Faut-il ou non augmenter l’âge légal du départ à la retraite des Français ?

Il semble de plus en plus évident avec l’augmentation de la durée de vie, la part des séniors dans la population française et les difficultés chroniques de l’Etat à boucler ses budgets que le rythme actuel des dépenses ne pourra pas être tenu : il convient de réformer les choses.


Pour autant convient-il d’augmenter indéfiniment l’âge du départ à la retraite de nos aînés alors même qu’aujourd’hui, arrivé à 50 ou 55 ans, plus aucun employé ne peut retrouver un emploi. N’en déplaise au Gouvernement, l’emploi des "quinquas" ne se porte pas bien : premiers licenciés, derniers embauchés, mises en retraite anticipées (…) beaucoup aimeraient bien pouvoir aller jusqu’à 60 ans, mais la réalité est autre car seuls 38% des Français de plus de 50 ans ont aujourd’hui un travail.

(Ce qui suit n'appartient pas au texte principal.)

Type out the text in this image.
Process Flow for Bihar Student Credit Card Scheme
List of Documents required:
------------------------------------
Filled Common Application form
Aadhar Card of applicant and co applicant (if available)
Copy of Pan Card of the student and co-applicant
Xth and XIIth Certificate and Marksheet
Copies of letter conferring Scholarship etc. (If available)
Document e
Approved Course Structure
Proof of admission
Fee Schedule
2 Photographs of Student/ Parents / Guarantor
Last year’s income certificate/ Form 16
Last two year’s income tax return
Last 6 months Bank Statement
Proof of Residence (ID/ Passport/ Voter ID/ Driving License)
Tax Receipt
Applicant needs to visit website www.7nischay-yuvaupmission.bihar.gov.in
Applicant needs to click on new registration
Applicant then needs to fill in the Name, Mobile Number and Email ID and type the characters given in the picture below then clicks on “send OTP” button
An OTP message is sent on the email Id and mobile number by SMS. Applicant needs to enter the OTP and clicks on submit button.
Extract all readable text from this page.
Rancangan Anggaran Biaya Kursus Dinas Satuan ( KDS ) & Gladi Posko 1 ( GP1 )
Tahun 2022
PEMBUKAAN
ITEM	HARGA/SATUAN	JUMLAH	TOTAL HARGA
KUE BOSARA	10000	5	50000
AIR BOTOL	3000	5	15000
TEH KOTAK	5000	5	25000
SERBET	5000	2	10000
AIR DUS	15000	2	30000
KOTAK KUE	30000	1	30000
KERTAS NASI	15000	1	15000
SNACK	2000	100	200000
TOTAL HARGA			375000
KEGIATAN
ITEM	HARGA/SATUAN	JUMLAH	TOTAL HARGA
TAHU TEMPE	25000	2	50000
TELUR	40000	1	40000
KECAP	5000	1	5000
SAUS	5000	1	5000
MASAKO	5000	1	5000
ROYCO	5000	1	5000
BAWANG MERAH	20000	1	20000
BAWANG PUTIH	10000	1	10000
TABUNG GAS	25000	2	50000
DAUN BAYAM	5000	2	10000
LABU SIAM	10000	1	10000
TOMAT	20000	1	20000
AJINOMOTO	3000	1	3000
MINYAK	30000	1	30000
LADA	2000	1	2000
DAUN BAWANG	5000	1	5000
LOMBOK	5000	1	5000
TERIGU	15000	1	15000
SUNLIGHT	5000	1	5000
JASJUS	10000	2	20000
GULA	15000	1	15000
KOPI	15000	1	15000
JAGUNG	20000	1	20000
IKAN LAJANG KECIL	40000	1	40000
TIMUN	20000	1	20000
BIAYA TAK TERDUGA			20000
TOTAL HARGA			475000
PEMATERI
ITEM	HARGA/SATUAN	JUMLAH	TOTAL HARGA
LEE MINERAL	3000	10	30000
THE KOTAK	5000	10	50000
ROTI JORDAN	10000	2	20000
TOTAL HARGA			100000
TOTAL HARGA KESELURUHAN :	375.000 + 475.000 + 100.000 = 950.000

Certes, une nouvelle loi, visant à nous mettre en conformité avec les dispositions du Traité de Lisbonne, tente, depuis le 1er janvier dernier de préserver l’emploi des plus de 55 ans et de promouvoir l’emploi des plus de 50 ans par les structures de plus de 50 salariés ; mais est-ce vraiment suffisant ?


A y regarder de plus près le problème est plus complexe, plus profond que cela: si l’emploi des seniors est un handicap, il est loin d’être le seul. C’est sans doute à l’autre bout de la chaîne que se trouve en réalité la principale difficulté : avec une jeunesse qui entre dans le marché du travail tard, notre représentation traditionnelle de la vie professionnelle du Français se trouve totalement remise en cause.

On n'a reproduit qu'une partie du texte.